Lois Beard said, "When we'd get to the river, we'd start fixing lemonade. They'd break up a great big chunk of ice and put it in an empty zinc tub, and then squeeze the lemons." Lois Hough said, "They'd just roll the good old lemons out and then cut them and squeeze the juice out of them." "I can just see them," continued Lois Beard, "cut them up and have those little pieces of lemon floating around, mix up the sugar and make it real good and sweet and put it all in and fill up that tub over that ice with spring water. Nowadays everybody's scared to death to drink spring water. Oh, that was the finest lemonade anyone ever drank in their life."
"You know, a glass of ice-cold lemonade was just the best treat you could of had," Hazel said. Lois Hough agreed, "We didn't have lemonade just every whip stitch. That was something."
"Lemonade and the Fourth of July just went together, and ice cream," Hazel continued.
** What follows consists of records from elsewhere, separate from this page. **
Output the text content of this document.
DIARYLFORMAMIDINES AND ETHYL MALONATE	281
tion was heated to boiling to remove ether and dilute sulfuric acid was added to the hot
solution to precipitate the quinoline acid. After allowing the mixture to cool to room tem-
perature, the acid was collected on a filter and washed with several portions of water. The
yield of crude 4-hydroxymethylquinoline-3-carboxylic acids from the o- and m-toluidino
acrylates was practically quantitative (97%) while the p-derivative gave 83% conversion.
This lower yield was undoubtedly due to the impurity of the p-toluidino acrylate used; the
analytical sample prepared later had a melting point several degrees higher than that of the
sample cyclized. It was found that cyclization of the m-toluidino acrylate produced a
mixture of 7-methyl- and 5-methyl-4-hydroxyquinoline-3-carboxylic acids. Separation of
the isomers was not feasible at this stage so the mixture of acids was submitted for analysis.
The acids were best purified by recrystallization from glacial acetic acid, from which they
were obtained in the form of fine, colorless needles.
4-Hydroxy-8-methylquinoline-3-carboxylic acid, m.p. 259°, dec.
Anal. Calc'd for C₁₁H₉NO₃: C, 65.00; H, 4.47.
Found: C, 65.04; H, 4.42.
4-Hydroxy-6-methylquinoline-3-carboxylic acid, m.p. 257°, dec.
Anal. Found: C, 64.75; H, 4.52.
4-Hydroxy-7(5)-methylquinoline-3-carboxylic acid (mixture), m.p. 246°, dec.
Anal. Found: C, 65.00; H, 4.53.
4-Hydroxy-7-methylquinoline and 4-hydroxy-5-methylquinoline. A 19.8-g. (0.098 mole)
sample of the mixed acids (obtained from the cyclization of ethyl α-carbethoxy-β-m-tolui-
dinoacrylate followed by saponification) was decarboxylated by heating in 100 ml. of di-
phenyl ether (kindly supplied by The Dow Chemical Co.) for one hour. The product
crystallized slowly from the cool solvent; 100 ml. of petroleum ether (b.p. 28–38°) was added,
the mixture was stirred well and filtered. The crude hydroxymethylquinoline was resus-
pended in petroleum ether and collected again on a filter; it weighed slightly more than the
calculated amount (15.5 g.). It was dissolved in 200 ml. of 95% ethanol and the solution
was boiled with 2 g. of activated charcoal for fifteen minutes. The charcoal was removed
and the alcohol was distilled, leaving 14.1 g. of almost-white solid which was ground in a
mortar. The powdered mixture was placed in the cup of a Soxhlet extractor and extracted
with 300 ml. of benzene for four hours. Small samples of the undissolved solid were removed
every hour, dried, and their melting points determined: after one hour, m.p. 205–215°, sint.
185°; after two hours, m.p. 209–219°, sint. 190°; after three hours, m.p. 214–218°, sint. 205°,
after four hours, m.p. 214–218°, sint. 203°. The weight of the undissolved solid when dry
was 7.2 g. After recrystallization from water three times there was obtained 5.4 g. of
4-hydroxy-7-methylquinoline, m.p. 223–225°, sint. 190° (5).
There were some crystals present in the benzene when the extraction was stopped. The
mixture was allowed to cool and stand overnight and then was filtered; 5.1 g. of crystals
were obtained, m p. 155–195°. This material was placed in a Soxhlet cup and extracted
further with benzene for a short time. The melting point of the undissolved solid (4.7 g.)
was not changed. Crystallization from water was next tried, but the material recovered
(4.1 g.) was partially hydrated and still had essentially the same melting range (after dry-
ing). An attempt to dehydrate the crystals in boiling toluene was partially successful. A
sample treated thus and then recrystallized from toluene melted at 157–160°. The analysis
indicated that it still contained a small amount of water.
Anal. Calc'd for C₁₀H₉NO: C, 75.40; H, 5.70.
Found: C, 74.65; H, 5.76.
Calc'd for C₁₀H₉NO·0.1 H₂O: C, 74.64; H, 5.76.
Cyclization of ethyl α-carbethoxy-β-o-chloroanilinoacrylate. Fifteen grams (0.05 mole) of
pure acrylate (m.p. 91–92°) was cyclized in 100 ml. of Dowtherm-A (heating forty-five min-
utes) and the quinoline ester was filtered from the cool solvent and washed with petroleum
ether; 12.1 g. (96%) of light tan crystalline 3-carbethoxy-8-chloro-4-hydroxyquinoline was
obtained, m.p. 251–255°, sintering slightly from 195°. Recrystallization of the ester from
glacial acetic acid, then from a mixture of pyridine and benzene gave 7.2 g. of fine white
Of course, we had our own milk and we had our own eggs, and we'd make a couple or three freezers of ice cream." "Ice cream was a treat then, too," Lois Hough said. "And we'd just have all we could eat that day. That was wonderful."
Lois Beard said, "There'd be a bunch of young kids turning ice cream freezers, while part of the men would go fishing. There was usually always a seine in the crowd somewhere. A seine is made out of twine and it's about as deep as I am tall, and maybe it would be sixty feet long. Several men would drag through an old slough where water stood, and there'd be fish go in there when the water got up, and they would go seine that thing out, and come out with a whole bunch of fish. When they got back, they'd go to cleaning those fish. Another bunch of women would get the fire going, and they'd go to frying the fish."
Besides the lemonade, ice cream and fresh fish prepared at the river, women brought already prepared chicken, fresh vegetables, homemade bread, pies, cakes and any other seasonal foods that could be conveniently packed in a box or basket. Hazel said, "Everybody raised chickens. Everybody had their own fryers, and by the Fourth of July, the fryers would be right. So you could always figure on ice cream and fried chicken for the Fourth of July. That was the treat of the season.
"By the time they got all of that stuff ready to eat, and then ate all of that, they'd be ready to go rest in the shade somewhere," said Lois Beard. "There'd be a good place cleaned off out there, and they'd lay down the quilts or blankets from out of the wagon. Everybody'd just lay down and rest and relax and enjoy that food, maybe get up and go back and eat some more fish or some more chicken and dressing or something."
After relaxing, enjoying a picnic dinner and visiting with each other, they might also go for walks, explore caves, swim or engage in some other physical activities. Then in late afternoon, families would pack up the left-over food, gather the children, load into the wagons and hacks and head for home in time to do the evening chores. Lois Hough said, "The Fourth of July was wonderful.'' "It was a big day," added Lois Beard. "We just had it once a year, but that's the way it was celebrated. That's the way it was taken care of.